In the 1950s, two-thirds of the people in Fayette and Haywood counties were black, but practically none of them were allowed to vote. In the spring and summer of 1959, many blacks in the two counties, along with black and white Civil Rights activists from other parts of the country, tried to change this by organizing a voter registration drive. This didn't work either; when black voters turned up to vote in Fayette and Haywood counties on August 1, 1959, some of them were told that they weren't allowed to vote because it was a "white primary." Others were given more creative answers.

Two of the many tents in the "Tent City" located on Shephard Towles' land.
PHOTO: Ernest Withers
At the time, most black people in this part of Tennessee didn't own their own land, but made their living as sharecroppers on white-owned farms, and lived in shacks located on those farms. When blacks filed a lawsuit to challenge the election, many white landowners evicted them from their property.  Meanwhile, many white businessmen began refusing to do business with black people -- which meant black people couldn't buy gasoline, buy groceries, or go to the doctor, in Fayette and Haywood counties (many began driving to Memphis for their services at that time.) John McFarren was one of a small group of Fayette County black leaders who tried to keep the entire black community supplied.
One of the many black families living in one of the Tent Cities

One of the few black farmers who owned his land was Shephard Towles. When white landowners began evicting their black sharecropper families, Towles built a series of large tents on his land (near Somerville) for these families to live in (the tents were Army surplus, apparently donated by people of both races). Within a few weeks there were hundreds of people living in Towles "tent city." Soon there was another Tent City near the Fayette County town of Moscow.

These families lived in tents for more than a year in conditions we would describe today as inhuman. (Dozens of families shared a single outhouse, for instance.) Fortunately for them, they received food and supplies from a local organization of black leaders known as the Fayette County Civic and Welfare League, from national organizations such as the National Baptist Convention and the NAACP, and from private donors all over the country. A reporter asked President Kennedy what he intended to do about it. Kennedy gave a vague answer.

In 1962 a federal court made it clear that landowners could not use economic pressure and evict people as a method of discouraging them to vote. This, however, didn't help the people living in the tent cities, since it didn't force landowners to take their tenants back. It took years for many of the tent city residents to find places to live. A lot of them left the county and the state forever. Meanwhile blacks in Fayette and Haywood counties weren't really allowed to vote until the national Voting Rights Act of 1965 was enforced in the late 1960s. 

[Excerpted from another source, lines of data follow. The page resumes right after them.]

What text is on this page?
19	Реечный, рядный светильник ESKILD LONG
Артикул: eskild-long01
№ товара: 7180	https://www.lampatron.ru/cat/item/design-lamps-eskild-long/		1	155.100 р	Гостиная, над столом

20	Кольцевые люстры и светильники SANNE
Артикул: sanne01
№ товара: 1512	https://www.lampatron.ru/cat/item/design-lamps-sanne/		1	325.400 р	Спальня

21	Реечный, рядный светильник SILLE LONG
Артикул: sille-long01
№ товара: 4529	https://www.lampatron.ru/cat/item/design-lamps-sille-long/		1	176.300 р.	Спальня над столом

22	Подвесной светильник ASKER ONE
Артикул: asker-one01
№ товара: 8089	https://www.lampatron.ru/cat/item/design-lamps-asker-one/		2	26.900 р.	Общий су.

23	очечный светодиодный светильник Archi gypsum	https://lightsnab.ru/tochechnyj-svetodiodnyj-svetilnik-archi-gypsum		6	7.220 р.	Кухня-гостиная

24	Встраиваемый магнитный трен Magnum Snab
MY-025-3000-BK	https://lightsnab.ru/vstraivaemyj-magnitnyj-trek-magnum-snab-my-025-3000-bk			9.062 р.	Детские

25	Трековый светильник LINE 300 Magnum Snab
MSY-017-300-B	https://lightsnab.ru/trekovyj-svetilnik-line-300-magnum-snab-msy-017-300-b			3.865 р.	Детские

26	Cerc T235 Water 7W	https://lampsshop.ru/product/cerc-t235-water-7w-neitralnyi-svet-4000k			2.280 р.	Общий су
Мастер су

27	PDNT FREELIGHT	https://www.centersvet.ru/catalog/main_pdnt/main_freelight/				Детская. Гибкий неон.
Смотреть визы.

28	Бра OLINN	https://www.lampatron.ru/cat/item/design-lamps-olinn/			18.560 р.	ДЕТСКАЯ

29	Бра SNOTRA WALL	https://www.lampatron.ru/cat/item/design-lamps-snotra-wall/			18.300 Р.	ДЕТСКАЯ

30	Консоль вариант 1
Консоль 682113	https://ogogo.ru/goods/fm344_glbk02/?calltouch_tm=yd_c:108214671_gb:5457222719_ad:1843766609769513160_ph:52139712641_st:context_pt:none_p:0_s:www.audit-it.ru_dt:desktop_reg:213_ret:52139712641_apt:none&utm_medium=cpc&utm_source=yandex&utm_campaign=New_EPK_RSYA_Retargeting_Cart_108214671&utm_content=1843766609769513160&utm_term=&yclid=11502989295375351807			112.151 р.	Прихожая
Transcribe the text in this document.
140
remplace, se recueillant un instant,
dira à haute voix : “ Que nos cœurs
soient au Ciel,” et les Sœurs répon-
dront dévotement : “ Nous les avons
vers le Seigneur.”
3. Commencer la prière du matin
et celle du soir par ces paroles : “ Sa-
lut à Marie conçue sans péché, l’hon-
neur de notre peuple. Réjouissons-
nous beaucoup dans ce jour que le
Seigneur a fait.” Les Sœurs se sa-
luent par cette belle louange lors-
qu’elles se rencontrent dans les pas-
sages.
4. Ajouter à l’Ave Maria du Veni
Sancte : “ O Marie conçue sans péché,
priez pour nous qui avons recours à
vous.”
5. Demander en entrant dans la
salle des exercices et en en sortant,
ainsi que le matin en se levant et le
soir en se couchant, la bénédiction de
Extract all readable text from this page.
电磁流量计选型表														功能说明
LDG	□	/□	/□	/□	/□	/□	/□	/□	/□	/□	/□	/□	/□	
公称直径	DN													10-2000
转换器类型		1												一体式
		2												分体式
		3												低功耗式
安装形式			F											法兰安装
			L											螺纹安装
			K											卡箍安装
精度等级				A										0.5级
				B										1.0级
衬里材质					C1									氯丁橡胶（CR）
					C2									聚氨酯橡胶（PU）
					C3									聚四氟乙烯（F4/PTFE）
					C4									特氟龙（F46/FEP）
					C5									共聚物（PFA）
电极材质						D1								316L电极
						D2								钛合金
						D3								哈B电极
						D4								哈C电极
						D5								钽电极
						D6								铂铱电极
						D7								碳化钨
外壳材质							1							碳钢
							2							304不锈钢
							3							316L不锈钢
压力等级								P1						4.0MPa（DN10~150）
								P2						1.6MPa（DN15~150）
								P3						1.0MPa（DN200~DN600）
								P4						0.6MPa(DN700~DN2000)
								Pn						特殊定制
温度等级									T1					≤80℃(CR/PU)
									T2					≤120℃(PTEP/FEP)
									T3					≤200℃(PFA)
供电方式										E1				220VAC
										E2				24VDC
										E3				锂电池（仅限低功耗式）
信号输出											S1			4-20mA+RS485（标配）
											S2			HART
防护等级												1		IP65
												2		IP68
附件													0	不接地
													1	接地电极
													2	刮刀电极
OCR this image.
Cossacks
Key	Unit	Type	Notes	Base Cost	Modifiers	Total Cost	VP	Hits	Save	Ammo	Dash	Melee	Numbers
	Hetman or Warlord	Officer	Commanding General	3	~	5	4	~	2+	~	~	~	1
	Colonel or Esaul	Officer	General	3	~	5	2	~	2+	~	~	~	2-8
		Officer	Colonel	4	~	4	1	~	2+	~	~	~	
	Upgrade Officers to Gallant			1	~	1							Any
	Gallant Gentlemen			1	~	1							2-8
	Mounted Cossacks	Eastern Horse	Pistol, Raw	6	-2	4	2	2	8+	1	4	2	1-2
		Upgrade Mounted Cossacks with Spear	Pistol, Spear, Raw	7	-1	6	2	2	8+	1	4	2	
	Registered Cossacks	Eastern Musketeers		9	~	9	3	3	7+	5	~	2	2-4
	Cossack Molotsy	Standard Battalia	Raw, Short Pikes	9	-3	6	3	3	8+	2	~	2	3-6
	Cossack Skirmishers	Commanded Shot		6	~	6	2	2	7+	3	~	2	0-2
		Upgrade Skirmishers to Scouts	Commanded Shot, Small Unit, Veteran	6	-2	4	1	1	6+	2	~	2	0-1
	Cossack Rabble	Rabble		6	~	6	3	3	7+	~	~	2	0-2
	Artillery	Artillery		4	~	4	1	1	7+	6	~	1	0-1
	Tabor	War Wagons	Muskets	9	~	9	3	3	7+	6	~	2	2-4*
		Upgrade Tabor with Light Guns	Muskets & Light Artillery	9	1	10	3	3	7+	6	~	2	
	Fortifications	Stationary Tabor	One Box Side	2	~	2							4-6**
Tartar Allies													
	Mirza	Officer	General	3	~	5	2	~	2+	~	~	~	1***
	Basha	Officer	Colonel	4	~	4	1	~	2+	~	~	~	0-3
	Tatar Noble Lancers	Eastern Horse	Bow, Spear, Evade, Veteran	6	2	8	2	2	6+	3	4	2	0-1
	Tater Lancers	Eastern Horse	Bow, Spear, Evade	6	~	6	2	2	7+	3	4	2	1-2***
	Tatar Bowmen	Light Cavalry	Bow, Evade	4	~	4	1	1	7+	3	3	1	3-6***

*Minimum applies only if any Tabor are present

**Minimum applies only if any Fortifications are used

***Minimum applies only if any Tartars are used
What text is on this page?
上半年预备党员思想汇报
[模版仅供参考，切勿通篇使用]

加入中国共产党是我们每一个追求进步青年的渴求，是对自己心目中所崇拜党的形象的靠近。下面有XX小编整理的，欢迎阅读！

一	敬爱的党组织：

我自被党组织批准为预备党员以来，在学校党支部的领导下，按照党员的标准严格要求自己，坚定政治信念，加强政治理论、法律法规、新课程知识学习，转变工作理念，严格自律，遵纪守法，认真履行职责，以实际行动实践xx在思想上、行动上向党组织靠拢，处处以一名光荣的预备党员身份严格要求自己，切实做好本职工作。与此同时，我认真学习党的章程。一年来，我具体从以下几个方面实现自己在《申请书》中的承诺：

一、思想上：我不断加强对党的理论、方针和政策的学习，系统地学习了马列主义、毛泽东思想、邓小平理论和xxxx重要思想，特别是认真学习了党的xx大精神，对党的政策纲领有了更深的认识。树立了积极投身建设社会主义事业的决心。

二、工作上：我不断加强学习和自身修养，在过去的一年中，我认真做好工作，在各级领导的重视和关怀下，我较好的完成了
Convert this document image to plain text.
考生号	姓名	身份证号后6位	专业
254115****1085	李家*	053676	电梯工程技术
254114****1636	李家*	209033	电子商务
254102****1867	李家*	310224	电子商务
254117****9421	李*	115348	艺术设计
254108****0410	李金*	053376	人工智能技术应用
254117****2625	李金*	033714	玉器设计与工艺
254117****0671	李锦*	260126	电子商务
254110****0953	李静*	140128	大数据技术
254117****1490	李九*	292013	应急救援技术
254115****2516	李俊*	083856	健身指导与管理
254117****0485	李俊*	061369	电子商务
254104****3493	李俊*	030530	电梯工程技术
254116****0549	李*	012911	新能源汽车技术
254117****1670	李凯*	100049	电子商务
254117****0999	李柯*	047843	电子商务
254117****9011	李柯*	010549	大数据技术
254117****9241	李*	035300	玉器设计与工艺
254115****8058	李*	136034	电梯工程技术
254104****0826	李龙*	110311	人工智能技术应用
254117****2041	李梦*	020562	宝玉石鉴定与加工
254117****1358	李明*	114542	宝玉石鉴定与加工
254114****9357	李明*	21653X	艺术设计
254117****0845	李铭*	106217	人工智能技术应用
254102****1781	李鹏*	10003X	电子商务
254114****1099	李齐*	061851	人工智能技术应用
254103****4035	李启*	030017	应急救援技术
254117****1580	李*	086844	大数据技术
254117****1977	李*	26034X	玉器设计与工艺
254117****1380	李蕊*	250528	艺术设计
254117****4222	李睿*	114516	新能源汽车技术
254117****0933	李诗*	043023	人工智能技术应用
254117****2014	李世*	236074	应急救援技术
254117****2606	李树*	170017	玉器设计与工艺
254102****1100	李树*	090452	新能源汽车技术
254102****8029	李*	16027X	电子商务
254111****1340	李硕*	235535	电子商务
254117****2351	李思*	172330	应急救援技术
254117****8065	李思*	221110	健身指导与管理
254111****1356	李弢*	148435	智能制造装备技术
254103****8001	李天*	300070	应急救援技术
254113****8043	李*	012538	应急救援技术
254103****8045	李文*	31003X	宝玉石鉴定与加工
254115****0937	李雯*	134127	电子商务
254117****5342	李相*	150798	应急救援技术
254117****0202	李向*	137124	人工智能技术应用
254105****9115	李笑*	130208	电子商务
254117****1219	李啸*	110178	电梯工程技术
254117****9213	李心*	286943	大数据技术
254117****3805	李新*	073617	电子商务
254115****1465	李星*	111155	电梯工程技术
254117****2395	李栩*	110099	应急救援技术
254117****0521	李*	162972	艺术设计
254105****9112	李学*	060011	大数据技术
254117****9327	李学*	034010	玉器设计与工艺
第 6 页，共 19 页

For more information on Tent City:

* Click
here for a page explaining Tent City that was produced by the University of Tennessee at Martin.

* Click
here for a special series in the Jackson Sun newspaper devoted to the saga.
Tina Turner

The most famous person to ever come from Haywood County was born under the name Annie Mae Bullock. Today she is known as Tina Turner. Her parents were poor farmers near Brownsville, and she was raised in the 1940s in the small town of Nutbush (a town she later wrote a song about). In the 1950s her musical career was launched when she became a backup singer for Ike Turner, who she later married and divorced.

Through the years Tina Turner has had one of the longest lasting careers of any singer in rock history. And Rolling Stone magazine once said that “when it comes to injecting energy and passion in a song, no one does it like Tina Turner.”

The Mindfield sculpture
Also in Haywood County you will find the largest sculpture in Tennessee. It's called the Mind Field, and it is the creation of a Brownsville resident and artist Billy Tripp. If you are driving through Brownsville, stop and take a look at the Mind Field. It's huge (70 feet high) and made of steel and Tripp's imagination.

A couple of blocks from the Mind Field, you'll find the Haywood County Courthouse, shown here.